To predict whether new therapeutics will be safe and effective for humans, drug developers first test them in animal- and cell-based models as well as computational tools that are designed to approximate human biology. Unfortunately, these approaches often fall short, as 90% of drug candidates that enter clinical trials fail—mostly because they are ineffective or have unforeseen toxicity. Not only is this inefficient system time- and resource-intensive, but it can be costly in terms of human lives1. To improve the odds of clinical success, researchers need models that better reflect human biology.
Organ-Chips combine cell culture with microfluidics to emulate the biological forces of different organ tissues and disease states, such as peristalsis in the intestines, breathing in the lungs, and blood flow through the vasculature2. The chips are flexible, thumb-drive-sized devices with parallel upper and lower microfluidic channels, each seeded with organ-specific cells. The channels are separated by a thin, porous membrane coated with a tissue-specific extracellular matrix, which creates an interface for cell-cell communication (Figure 1).
Organ-Chips are cultured in a microfluidic platform that automates fluid flow and cyclic mechanical strain to create and maintain physiologically relevant conditions in the chip’s microenvironment. This ensures that the cells behave like they were in their native organ—and react to drugs, chemicals, and other substances accordingly.
Researchers can collect real-time data with high-content microscopy imaging, effluent sampling, and various functional measurements3. They can also perform traditional endpoint analyses such as cytotoxicity assays and immunohistochemistry, as well as omics-based analysis to identify relevant disease pathways.
Organ-on-a-Chip technology is used across various research areas, including toxicology, immunology, gene therapy, and cancer research. Within academia, Organ-Chips enable researchers to develop new models with closer-to-human gene expression and gain a better understanding of human physiology and disease mechanisms. Within the pharmaceutical industry, the technology is primarily used to help determine drug candidates’ efficacy and toxicity during the preclinical stage, helping to improve the quality of drugs that enter the clinic3.
With a higher predictive validity than conventional models4, Organ-on-a-Chip technology can identify drug candidates with a greater probability of success, improve patient safety, lower development costs, and shorten the timeline for bringing new drugs to market. They can open doors in medical research by allowing scientists to create new disease models and probe unexplored biological pathways. Organ-Chips could also greatly benefit personalized medicine, as scientists could use the technology to create an in vitro model of a specific patient using biopsied cells and determine the best treatment strategy.
Organ-Chip research and development are heading into the next decade with many exciting advancements and promising prospects. One example is the passage of the FDA Modernization Act 2.0, signed into law by President Biden in December 2022. This legislation removes the nearly 100-year-old requirement that animals must be used to investigate drug safety and efficacy. Now, researchers can use animal model alternatives, including Organ-Chips and other microphysiological systems, when submitting an Investigational New Drug (IND) filing to the FDA. The law also includes funding to help create new Organ-Chip systems and improve existing ones5. This will help accelerate the development and standardization of more Organ-on-a-Chip technologies, making it easier for pharmaceutical researchers to integrate them into their drug development pipelines.
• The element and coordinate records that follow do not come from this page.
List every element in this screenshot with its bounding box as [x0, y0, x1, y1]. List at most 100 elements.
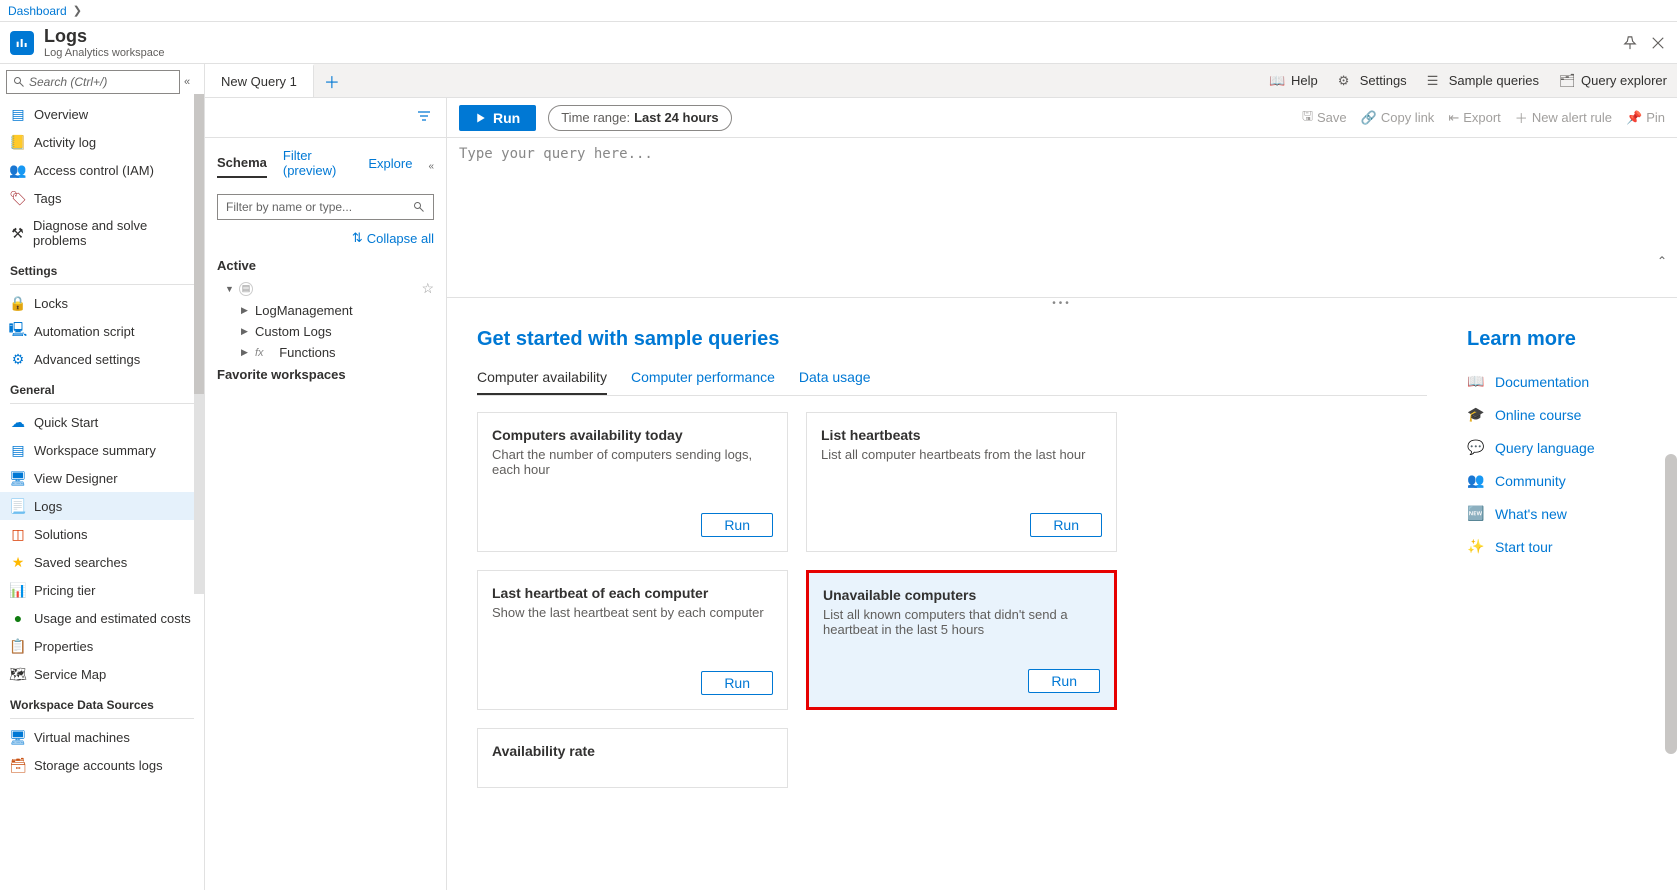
- pin-icon: 📌: [1626, 110, 1642, 126]
- nav-pricing-tier[interactable]: 📊Pricing tier: [0, 576, 204, 604]
- learn-online-course[interactable]: 🎓Online course: [1467, 398, 1647, 431]
- quickstart-icon: ☁: [10, 414, 26, 430]
- left-nav: Search (Ctrl+/) « ▤Overview 📒Activity lo…: [0, 64, 205, 890]
- collapse-nav-icon[interactable]: «: [184, 76, 198, 88]
- pin-button[interactable]: 📌Pin: [1626, 110, 1665, 126]
- new-alert-rule-button[interactable]: ＋New alert rule: [1515, 108, 1612, 127]
- card-run-button[interactable]: Run: [1028, 669, 1100, 693]
- query-explorer-button[interactable]: 🗂Query explorer: [1549, 64, 1677, 97]
- chevron-right-icon: ▶: [241, 326, 249, 337]
- learn-documentation[interactable]: 📖Documentation: [1467, 365, 1647, 398]
- schema-node-logmanagement[interactable]: ▶LogManagement: [205, 300, 446, 321]
- schema-panel: Schema Filter (preview) Explore « Filter…: [205, 98, 447, 890]
- nav-properties[interactable]: 📋Properties: [0, 632, 204, 660]
- export-icon: ⇤: [1448, 110, 1459, 126]
- add-query-tab[interactable]: ＋: [314, 64, 350, 97]
- export-button[interactable]: ⇤Export: [1448, 110, 1500, 126]
- schema-node-customlogs[interactable]: ▶Custom Logs: [205, 321, 446, 342]
- sample-queries-button[interactable]: ☰Sample queries: [1417, 64, 1549, 97]
- usage-icon: ●: [10, 610, 26, 626]
- card-desc: List all computer heartbeats from the la…: [821, 447, 1102, 513]
- copy-link-button[interactable]: 🔗Copy link: [1361, 110, 1435, 126]
- workspace-icon: ▤: [239, 282, 253, 296]
- nav-saved-searches[interactable]: ★Saved searches: [0, 548, 204, 576]
- chevron-down-icon: ▼: [225, 284, 233, 294]
- collapse-all-link[interactable]: ⇅ Collapse all: [205, 230, 446, 254]
- automation-icon: 🖳: [10, 323, 26, 339]
- search-input[interactable]: Search (Ctrl+/): [6, 70, 180, 94]
- diagnose-icon: ⚒: [10, 225, 25, 241]
- samples-tabs: Computer availability Computer performan…: [477, 361, 1427, 396]
- time-range-picker[interactable]: Time range: Last 24 hours: [548, 105, 731, 131]
- schema-tab-filter[interactable]: Filter (preview): [283, 148, 352, 184]
- query-tab[interactable]: New Query 1: [205, 64, 314, 97]
- nav-advanced-settings[interactable]: ⚙Advanced settings: [0, 345, 204, 373]
- nav-storage-accounts-logs[interactable]: 🗃Storage accounts logs: [0, 751, 204, 779]
- content-pane: New Query 1 ＋ 📖Help ⚙Settings ☰Sample qu…: [205, 64, 1677, 890]
- nav-solutions[interactable]: ◫Solutions: [0, 520, 204, 548]
- card-desc: Chart the number of computers sending lo…: [492, 447, 773, 513]
- splitter-handle[interactable]: •••: [447, 298, 1677, 310]
- nav-automation-script[interactable]: 🖳Automation script: [0, 317, 204, 345]
- query-tabs-row: New Query 1 ＋ 📖Help ⚙Settings ☰Sample qu…: [205, 64, 1677, 98]
- settings-button[interactable]: ⚙Settings: [1328, 64, 1417, 97]
- nav-quick-start[interactable]: ☁Quick Start: [0, 408, 204, 436]
- help-button[interactable]: 📖Help: [1259, 64, 1328, 97]
- nav-virtual-machines[interactable]: 🖥Virtual machines: [0, 723, 204, 751]
- collapse-schema-icon[interactable]: «: [428, 161, 434, 172]
- tab-data-usage[interactable]: Data usage: [799, 361, 871, 395]
- save-icon: 🖫: [1302, 107, 1313, 129]
- plus-icon: ＋: [1515, 108, 1528, 127]
- nav-view-designer[interactable]: 🖥View Designer: [0, 464, 204, 492]
- query-editor[interactable]: Type your query here...: [447, 138, 1677, 298]
- sample-card-computers-availability: Computers availability today Chart the n…: [477, 412, 788, 552]
- learn-whats-new[interactable]: 🆕What's new: [1467, 497, 1647, 530]
- nav-logs[interactable]: 📃Logs: [0, 492, 204, 520]
- book-icon: 📖: [1269, 73, 1285, 89]
- card-run-button[interactable]: Run: [701, 671, 773, 695]
- card-title: Unavailable computers: [823, 587, 1100, 603]
- learn-query-language[interactable]: 💬Query language: [1467, 431, 1647, 464]
- nav-workspace-summary[interactable]: ▤Workspace summary: [0, 436, 204, 464]
- nav-tags[interactable]: 🏷Tags: [0, 184, 204, 212]
- content-scrollbar[interactable]: [1665, 454, 1677, 754]
- nav-service-map[interactable]: 🗺Service Map: [0, 660, 204, 688]
- servicemap-icon: 🗺: [10, 666, 26, 682]
- close-icon[interactable]: [1649, 34, 1667, 52]
- nav-scrollbar[interactable]: [194, 94, 204, 594]
- expand-editor-icon[interactable]: ⌃: [1657, 254, 1667, 268]
- solutions-icon: ◫: [10, 526, 26, 542]
- pin-header-icon[interactable]: [1621, 34, 1639, 52]
- card-desc: List all known computers that didn't sen…: [823, 607, 1100, 669]
- schema-node-functions[interactable]: ▶fx Functions: [205, 342, 446, 363]
- star-icon[interactable]: ☆: [421, 280, 434, 297]
- nav-locks[interactable]: 🔒Locks: [0, 289, 204, 317]
- breadcrumb-root[interactable]: Dashboard: [8, 4, 67, 18]
- card-run-button[interactable]: Run: [1030, 513, 1102, 537]
- save-button[interactable]: 🖫Save: [1302, 107, 1347, 129]
- learn-start-tour[interactable]: ✨Start tour: [1467, 530, 1647, 563]
- card-run-button[interactable]: Run: [701, 513, 773, 537]
- search-icon: [413, 201, 425, 213]
- course-icon: 🎓: [1467, 406, 1485, 423]
- schema-filter-input[interactable]: Filter by name or type...: [217, 194, 434, 220]
- schema-tab-explore[interactable]: Explore: [368, 156, 412, 177]
- nav-diagnose[interactable]: ⚒Diagnose and solve problems: [0, 212, 204, 254]
- schema-workspace-node[interactable]: ▼ ▤ ☆: [205, 277, 446, 300]
- nav-usage-costs[interactable]: ●Usage and estimated costs: [0, 604, 204, 632]
- logs-icon: 📃: [10, 498, 26, 514]
- learn-community[interactable]: 👥Community: [1467, 464, 1647, 497]
- nav-overview[interactable]: ▤Overview: [0, 100, 204, 128]
- activity-icon: 📒: [10, 134, 26, 150]
- nav-activity-log[interactable]: 📒Activity log: [0, 128, 204, 156]
- tab-computer-availability[interactable]: Computer availability: [477, 361, 607, 395]
- filter-toggle-icon[interactable]: [416, 108, 434, 127]
- schema-tab-schema[interactable]: Schema: [217, 155, 267, 178]
- card-desc: Show the last heartbeat sent by each com…: [492, 605, 773, 671]
- breadcrumb: Dashboard ❯: [0, 0, 1677, 22]
- tab-computer-performance[interactable]: Computer performance: [631, 361, 775, 395]
- nav-group-top: ▤Overview 📒Activity log 👥Access control …: [0, 100, 204, 254]
- run-button[interactable]: Run: [459, 105, 536, 131]
- page-title: Logs: [44, 26, 164, 47]
- nav-access-control[interactable]: 👥Access control (IAM): [0, 156, 204, 184]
In December 2022, a first-of-its-kind study was published in Communications Medicine, a part of Nature Portfolio, in which researchers showed that the Emulate human Liver-Chip meets the IQ MPS Affiliate’s qualification guidelines for use in predictive toxicology applications. When tested against a set of 27 toxic and non-toxic drugs, the Liver-Chip was found to have 87% sensitivity and 100% specificity4. Importantly, each toxic drug used in the study was falsely deemed safe by animal testing, meaning the Liver-Chip has the potential to reduce drug-induced liver injury by up to 87%. Economic modeling in that study also showed that incorporating Organ-on-a-Chip technology into drug development programs can improve productivity for the small-molecule pharmaceutical industry by $3B annually.
Organ-on-a-Chip technology is a powerful preclinical model that gives scientists better insights into human biology and disease mechanisms. By precisely replicating organ biology and function, Organ-Chips overcome many of the issues with traditional preclinical models, giving drug developers confidence when progressing drugs to human trials. Ultimately, this will help create more efficient drug development pipelines—and, most importantly, better, safer medicines for patients.
1. Scannell, J. W. & Bosley, J. When Quality Beats Quantity: Decision Theory, Drug Discovery, and the Reproducibility Crisis. PLoS One 11, e0147215 (2016).
2. Ingber, D. E. Human organs-on-chips for disease modelling, drug development and personalized medicine. Nat. Rev. Genet. (2022) doi:10.1038/s41576-022-00466-9.
3. Leung, C. M. et al. A guide to the organ-on-a-chip. Nat. Rev. Methods Prim. 2022 21 2, 1–29 (2022).
4. Ewart, L. et al. Performance assessment and economic analysis of a human Liver-Chip for predictive toxicology. Commun. Med. 2022 21 2, 1–16 (2022).